A questa linea di tendenza si affianca, negli anni 70, una importante innovazione tecnologica, quando Gianluigi Guidetti e collaboratori industrializzano la “plaforizzazione”, un processo tutto organico – e monostadio – di sgrassaggio/conversione fosfatica/passivazione, che acquisisce una quota non indifferente di mercato, anche internazionale, grazie anche ai modesti costi d’investimento richiesti e alla economicità operazionale (non si usa acqua e non si formano fanghi da smaltire).

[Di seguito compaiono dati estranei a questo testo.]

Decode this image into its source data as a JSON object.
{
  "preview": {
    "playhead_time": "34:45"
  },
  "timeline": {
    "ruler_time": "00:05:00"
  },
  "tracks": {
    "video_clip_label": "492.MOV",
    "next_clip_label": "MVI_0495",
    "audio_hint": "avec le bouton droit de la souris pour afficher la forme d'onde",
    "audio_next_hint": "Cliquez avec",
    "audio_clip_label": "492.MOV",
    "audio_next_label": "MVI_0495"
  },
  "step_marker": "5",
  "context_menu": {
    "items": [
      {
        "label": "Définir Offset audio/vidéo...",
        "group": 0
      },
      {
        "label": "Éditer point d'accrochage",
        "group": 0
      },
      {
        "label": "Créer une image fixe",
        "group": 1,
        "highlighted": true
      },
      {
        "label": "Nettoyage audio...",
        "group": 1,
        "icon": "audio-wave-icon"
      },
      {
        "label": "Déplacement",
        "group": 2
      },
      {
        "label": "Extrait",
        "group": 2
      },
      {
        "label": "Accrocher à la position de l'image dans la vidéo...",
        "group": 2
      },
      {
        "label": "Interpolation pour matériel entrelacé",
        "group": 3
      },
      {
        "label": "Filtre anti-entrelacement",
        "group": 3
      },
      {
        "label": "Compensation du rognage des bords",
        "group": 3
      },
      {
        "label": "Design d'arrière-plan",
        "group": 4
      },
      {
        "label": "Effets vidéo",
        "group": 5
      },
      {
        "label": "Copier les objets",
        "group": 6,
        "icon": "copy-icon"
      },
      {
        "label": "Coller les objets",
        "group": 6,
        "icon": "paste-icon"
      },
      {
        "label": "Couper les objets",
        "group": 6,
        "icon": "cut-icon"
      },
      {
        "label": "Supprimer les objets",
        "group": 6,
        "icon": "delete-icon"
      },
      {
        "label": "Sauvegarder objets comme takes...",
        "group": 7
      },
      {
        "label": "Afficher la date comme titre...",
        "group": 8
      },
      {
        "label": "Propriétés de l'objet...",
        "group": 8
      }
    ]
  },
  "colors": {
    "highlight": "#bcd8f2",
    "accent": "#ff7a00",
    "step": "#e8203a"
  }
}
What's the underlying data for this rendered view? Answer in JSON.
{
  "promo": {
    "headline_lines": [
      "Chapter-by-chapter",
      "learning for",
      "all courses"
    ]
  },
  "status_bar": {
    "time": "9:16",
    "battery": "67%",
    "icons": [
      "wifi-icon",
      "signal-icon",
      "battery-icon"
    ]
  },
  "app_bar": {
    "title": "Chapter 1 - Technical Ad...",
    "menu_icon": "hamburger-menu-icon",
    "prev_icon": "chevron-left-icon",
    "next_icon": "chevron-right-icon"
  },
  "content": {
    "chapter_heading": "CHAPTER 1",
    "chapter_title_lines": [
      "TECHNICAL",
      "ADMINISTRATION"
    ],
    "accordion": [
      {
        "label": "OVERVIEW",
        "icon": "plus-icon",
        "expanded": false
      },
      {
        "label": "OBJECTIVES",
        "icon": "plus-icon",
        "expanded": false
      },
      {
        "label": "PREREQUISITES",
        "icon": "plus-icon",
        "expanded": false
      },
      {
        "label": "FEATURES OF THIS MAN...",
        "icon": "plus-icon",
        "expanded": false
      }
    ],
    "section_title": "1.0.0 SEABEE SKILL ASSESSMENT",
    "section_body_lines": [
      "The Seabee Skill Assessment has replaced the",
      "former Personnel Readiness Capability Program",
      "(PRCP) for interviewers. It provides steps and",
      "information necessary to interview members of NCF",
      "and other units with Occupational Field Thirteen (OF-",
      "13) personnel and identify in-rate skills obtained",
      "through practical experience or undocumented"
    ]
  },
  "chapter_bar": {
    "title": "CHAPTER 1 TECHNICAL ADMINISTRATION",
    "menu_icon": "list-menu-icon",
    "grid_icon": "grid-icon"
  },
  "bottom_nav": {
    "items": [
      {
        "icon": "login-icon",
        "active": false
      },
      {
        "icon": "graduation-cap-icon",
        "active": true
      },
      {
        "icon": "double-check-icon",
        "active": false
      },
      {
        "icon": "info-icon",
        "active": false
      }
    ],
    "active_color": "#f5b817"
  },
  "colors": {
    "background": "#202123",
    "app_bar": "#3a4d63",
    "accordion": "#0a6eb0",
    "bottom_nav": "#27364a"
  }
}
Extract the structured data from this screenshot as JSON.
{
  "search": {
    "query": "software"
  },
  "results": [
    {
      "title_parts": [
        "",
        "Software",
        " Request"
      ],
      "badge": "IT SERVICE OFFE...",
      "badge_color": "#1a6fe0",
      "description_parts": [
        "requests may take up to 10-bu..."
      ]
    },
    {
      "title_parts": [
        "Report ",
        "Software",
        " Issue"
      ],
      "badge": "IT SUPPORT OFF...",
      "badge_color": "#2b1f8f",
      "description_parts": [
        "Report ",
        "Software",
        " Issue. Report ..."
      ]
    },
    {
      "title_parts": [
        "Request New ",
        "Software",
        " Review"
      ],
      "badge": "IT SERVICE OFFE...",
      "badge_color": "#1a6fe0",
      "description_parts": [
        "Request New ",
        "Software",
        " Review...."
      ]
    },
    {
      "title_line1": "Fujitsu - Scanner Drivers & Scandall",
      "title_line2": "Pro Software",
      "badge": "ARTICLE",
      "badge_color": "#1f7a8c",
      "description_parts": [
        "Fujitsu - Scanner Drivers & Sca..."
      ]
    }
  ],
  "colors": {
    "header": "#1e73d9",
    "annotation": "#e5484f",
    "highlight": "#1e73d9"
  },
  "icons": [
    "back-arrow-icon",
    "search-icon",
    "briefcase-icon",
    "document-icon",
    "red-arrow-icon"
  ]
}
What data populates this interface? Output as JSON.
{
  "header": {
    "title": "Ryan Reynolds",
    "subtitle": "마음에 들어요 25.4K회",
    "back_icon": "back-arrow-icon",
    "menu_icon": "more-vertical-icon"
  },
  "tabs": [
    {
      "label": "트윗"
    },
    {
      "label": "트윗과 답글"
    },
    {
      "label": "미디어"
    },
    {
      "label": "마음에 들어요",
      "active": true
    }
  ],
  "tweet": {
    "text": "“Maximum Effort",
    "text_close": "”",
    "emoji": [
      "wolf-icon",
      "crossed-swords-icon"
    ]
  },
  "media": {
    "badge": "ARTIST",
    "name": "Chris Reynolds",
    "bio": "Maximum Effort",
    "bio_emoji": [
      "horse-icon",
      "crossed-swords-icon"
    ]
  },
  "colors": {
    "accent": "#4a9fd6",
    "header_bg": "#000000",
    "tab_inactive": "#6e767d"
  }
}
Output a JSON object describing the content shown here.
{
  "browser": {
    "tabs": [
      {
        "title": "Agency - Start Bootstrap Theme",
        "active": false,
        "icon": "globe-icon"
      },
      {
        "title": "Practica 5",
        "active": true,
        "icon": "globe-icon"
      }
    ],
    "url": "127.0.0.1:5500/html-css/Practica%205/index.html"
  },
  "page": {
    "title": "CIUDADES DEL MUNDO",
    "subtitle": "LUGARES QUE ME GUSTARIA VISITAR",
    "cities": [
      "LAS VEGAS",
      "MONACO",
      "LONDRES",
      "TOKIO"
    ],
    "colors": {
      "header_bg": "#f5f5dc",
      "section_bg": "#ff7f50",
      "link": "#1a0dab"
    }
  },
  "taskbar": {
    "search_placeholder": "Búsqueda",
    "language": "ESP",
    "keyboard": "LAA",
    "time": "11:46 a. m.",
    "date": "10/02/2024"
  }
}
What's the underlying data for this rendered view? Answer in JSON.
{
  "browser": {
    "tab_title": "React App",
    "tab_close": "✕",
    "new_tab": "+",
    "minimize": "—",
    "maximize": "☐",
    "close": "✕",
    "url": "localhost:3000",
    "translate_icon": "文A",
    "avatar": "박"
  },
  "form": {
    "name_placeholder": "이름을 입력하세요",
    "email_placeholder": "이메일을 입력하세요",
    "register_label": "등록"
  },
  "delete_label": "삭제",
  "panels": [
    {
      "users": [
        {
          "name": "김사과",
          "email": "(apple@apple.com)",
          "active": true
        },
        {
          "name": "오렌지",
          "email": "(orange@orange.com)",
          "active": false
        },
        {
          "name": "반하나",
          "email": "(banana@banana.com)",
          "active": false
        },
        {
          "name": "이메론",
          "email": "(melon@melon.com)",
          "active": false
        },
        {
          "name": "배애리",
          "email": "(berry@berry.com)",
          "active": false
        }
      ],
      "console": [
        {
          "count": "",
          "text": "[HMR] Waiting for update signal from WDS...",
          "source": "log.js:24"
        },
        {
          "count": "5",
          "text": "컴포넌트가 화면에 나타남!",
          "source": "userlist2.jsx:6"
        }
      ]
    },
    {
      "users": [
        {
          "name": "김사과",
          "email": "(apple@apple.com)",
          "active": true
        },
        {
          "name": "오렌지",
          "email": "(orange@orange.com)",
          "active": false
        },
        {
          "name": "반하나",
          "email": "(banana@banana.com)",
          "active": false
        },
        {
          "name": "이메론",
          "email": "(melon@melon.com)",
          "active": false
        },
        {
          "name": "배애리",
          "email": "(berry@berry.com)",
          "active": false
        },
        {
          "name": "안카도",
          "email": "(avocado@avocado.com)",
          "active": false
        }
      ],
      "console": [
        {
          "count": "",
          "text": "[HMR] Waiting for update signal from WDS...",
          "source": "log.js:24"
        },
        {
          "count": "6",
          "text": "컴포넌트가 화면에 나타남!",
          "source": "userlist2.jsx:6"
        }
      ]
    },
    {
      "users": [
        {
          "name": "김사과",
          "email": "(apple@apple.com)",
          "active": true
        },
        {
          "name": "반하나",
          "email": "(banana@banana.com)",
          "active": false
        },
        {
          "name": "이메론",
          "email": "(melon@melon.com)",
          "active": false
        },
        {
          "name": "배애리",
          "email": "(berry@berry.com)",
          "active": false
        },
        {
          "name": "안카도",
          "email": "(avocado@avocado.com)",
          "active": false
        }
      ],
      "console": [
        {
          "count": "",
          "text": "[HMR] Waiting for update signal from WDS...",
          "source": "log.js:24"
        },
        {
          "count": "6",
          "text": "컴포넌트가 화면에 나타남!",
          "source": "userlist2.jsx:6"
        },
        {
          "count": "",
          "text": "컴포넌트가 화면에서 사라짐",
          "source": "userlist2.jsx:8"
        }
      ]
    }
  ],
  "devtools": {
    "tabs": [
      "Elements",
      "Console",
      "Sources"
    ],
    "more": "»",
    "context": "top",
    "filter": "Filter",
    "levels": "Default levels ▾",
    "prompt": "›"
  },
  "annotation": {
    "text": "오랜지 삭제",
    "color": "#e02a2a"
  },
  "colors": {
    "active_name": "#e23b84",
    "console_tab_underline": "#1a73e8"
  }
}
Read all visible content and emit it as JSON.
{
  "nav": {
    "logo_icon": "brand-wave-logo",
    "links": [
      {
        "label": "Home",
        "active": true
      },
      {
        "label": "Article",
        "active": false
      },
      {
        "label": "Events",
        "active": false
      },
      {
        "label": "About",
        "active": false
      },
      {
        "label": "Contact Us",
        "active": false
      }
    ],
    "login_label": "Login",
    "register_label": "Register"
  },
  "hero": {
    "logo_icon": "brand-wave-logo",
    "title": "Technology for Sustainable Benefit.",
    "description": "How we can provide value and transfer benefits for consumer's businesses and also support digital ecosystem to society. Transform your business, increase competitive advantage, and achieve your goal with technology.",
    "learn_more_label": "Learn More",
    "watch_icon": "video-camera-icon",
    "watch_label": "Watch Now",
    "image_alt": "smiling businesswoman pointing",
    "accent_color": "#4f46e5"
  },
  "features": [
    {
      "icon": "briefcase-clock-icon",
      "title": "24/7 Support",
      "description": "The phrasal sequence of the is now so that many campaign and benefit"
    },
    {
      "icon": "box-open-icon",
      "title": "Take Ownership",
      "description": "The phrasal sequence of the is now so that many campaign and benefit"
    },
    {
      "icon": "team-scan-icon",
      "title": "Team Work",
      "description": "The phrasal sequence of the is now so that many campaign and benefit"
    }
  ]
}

È però un prodotto al solvente, cosa che ne limita l’uso nelle linee a grande volume di produzione.

1980

Anni 80

Nei primi anni 80 si assiste ad una vera e importante evoluzione della fosfatazione: la fosfatazione bicationica zinco-manganese a freddo e la tricationica zinco-manganese-nichel che opera a 50-55 °C. Il merito è sempre dell’Italbonder di Cesare Pedrazzini, che ha saputo proporre con successo il drastico aumento delle prestazioni qualitative e prestazionali dei manufatti metallici successivamente verniciati.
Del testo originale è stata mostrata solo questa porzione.